I was at a bible study last night and we were reading this passage. First off I do acknowledge that Christians still sin while we are still on this planet " 1john 1:8-10"

My question was the person leading was reading out of the NASB in which his v.4Everyone who practices sin also practices lawlessness; and sin is lawlessness.

My NKJV says " Whoever commits sin also commits lawlessness and sin is lawlesness."

and because Im clueless in greek i asked if the word commit in greek was the same as practice. He said yes, however when i got home and looked it up on my logos it wasnt. Also in the NKJV the word practice does appear in v.7 so my question is why in the NKJV would it show up in v. 7 but not in v.4 like it does in the NASB?

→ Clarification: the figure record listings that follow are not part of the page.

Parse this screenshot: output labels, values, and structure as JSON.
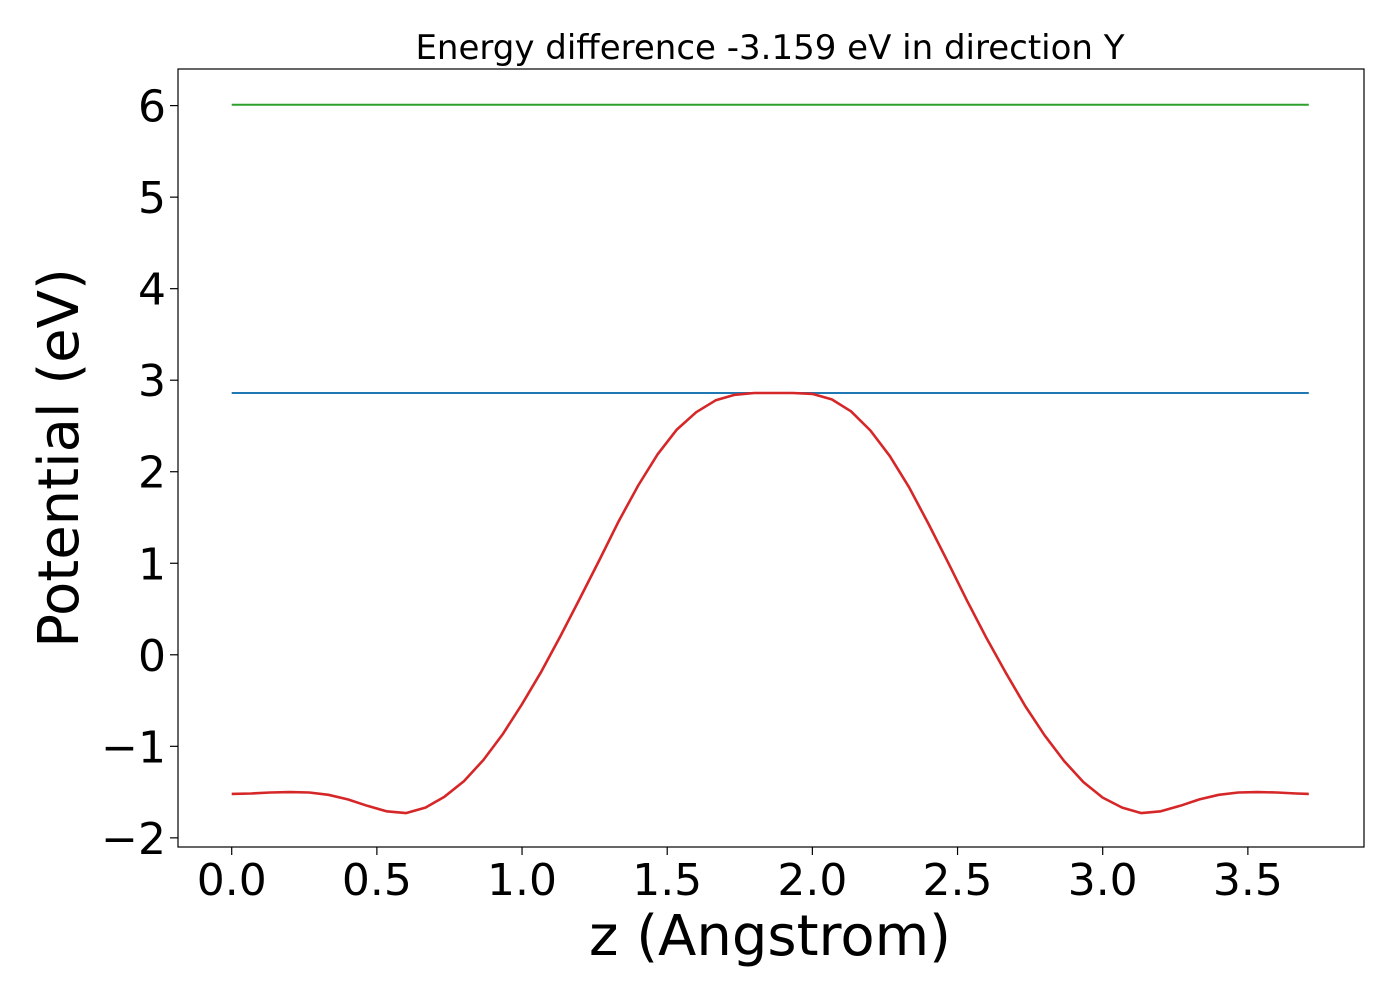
{
  "chart_data": {
    "type": "line",
    "title": "Energy difference -3.159 eV in direction Y",
    "xlabel": "z (Angstrom)",
    "ylabel": "Potential (eV)",
    "xlim": [
      -0.185,
      3.9
    ],
    "ylim": [
      -2.1,
      6.4
    ],
    "x_ticks": [
      0.0,
      0.5,
      1.0,
      1.5,
      2.0,
      2.5,
      3.0,
      3.5
    ],
    "x_tick_labels": [
      "0.0",
      "0.5",
      "1.0",
      "1.5",
      "2.0",
      "2.5",
      "3.0",
      "3.5"
    ],
    "y_ticks": [
      -2,
      -1,
      0,
      1,
      2,
      3,
      4,
      5,
      6
    ],
    "y_tick_labels": [
      "−2",
      "−1",
      "0",
      "1",
      "2",
      "3",
      "4",
      "5",
      "6"
    ],
    "grid": false,
    "series": [
      {
        "color": "#2ca02c",
        "x": [
          0.0,
          3.71
        ],
        "y": [
          6.01,
          6.01
        ]
      },
      {
        "color": "#1f77b4",
        "x": [
          0.0,
          3.71
        ],
        "y": [
          2.86,
          2.86
        ]
      },
      {
        "color": "#d62728",
        "x": [
          0.0,
          0.067,
          0.133,
          0.2,
          0.267,
          0.333,
          0.4,
          0.467,
          0.533,
          0.6,
          0.667,
          0.733,
          0.8,
          0.867,
          0.933,
          1.0,
          1.067,
          1.133,
          1.2,
          1.267,
          1.333,
          1.4,
          1.467,
          1.533,
          1.6,
          1.667,
          1.733,
          1.8,
          1.867,
          1.933,
          2.0,
          2.067,
          2.133,
          2.2,
          2.267,
          2.333,
          2.4,
          2.467,
          2.533,
          2.6,
          2.667,
          2.733,
          2.8,
          2.867,
          2.933,
          3.0,
          3.067,
          3.133,
          3.2,
          3.267,
          3.333,
          3.4,
          3.467,
          3.533,
          3.6,
          3.667,
          3.71
        ],
        "y": [
          -1.52,
          -1.515,
          -1.505,
          -1.5,
          -1.505,
          -1.53,
          -1.58,
          -1.65,
          -1.71,
          -1.73,
          -1.67,
          -1.55,
          -1.38,
          -1.15,
          -0.87,
          -0.54,
          -0.18,
          0.21,
          0.62,
          1.04,
          1.46,
          1.85,
          2.19,
          2.46,
          2.65,
          2.78,
          2.84,
          2.86,
          2.86,
          2.86,
          2.85,
          2.79,
          2.66,
          2.45,
          2.17,
          1.83,
          1.43,
          1.01,
          0.59,
          0.18,
          -0.2,
          -0.56,
          -0.88,
          -1.16,
          -1.39,
          -1.56,
          -1.67,
          -1.73,
          -1.71,
          -1.65,
          -1.58,
          -1.53,
          -1.505,
          -1.5,
          -1.505,
          -1.515,
          -1.52
        ]
      }
    ]
  }
}
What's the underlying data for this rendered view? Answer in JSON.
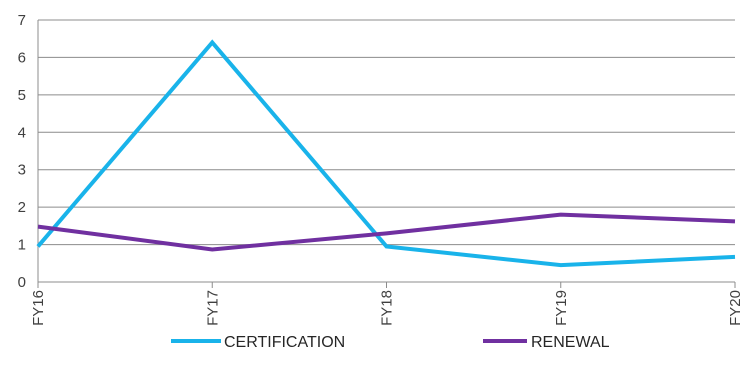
{
  "chart_data": {
    "type": "line",
    "categories": [
      "FY16",
      "FY17",
      "FY18",
      "FY19",
      "FY20"
    ],
    "ylim": [
      0,
      7
    ],
    "yticks": [
      0,
      1,
      2,
      3,
      4,
      5,
      6,
      7
    ],
    "grid": true,
    "legend_position": "bottom",
    "series": [
      {
        "name": "CERTIFICATION",
        "color": "#19b3ea",
        "values": [
          0.95,
          6.4,
          0.95,
          0.45,
          0.67
        ]
      },
      {
        "name": "RENEWAL",
        "color": "#7030a0",
        "values": [
          1.48,
          0.87,
          1.3,
          1.8,
          1.62
        ]
      }
    ]
  }
}
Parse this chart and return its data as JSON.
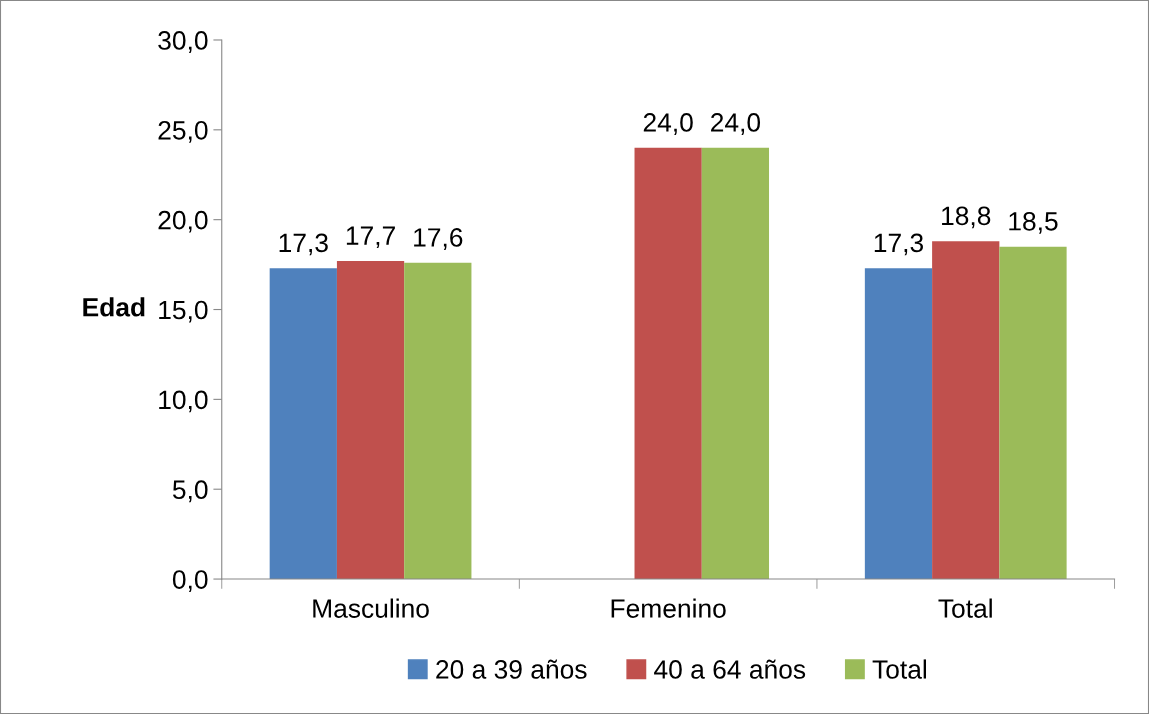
{
  "chart_data": {
    "type": "bar",
    "ylabel": "Edad",
    "categories": [
      "Masculino",
      "Femenino",
      "Total"
    ],
    "series": [
      {
        "name": "20 a 39 años",
        "color": "#4f81bd",
        "values": [
          17.3,
          null,
          17.3
        ],
        "value_labels": [
          "17,3",
          null,
          "17,3"
        ]
      },
      {
        "name": "40 a 64 años",
        "color": "#c0504d",
        "values": [
          17.7,
          24.0,
          18.8
        ],
        "value_labels": [
          "17,7",
          "24,0",
          "18,8"
        ]
      },
      {
        "name": "Total",
        "color": "#9bbb59",
        "values": [
          17.6,
          24.0,
          18.5
        ],
        "value_labels": [
          "17,6",
          "24,0",
          "18,5"
        ]
      }
    ],
    "ylim": [
      0,
      30
    ],
    "yticks": [
      {
        "value": 0,
        "label": "0,0"
      },
      {
        "value": 5,
        "label": "5,0"
      },
      {
        "value": 10,
        "label": "10,0"
      },
      {
        "value": 15,
        "label": "15,0"
      },
      {
        "value": 20,
        "label": "20,0"
      },
      {
        "value": 25,
        "label": "25,0"
      },
      {
        "value": 30,
        "label": "30,0"
      }
    ],
    "grid": false,
    "legend": "bottom"
  }
}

Not sure if i put this in the right thread. anything would help. 

God bless.


----------



## Contra_Mundum (Jul 26, 2011)

1Jn 3:4 Πᾶς ὁ *ποιῶν* τὴν ἁμαρτίαν καὶ τὴν ἀνομίαν *ποιεῖ*, καὶ ἡ ἁμαρτία ἐστὶν ἡ ἀνομία.

In a hyper-literal rendering: Every one *practicing* the sin even the lawlessness he is *practicing*, and the sin it is the lawlessness.

This verse has no well-attested variants.

The verb poieo, means (basically) to make or to do. So, the glosses "practice" or "commit" sound much more correct in our English idom. "Doing sin" might work, however, the tense and voice of the verb forms are present-active, and "doing" may not convey in this place the _habitual_ sense of the Gk., as well as "practicing" does, which term sounds more like a habit.


----------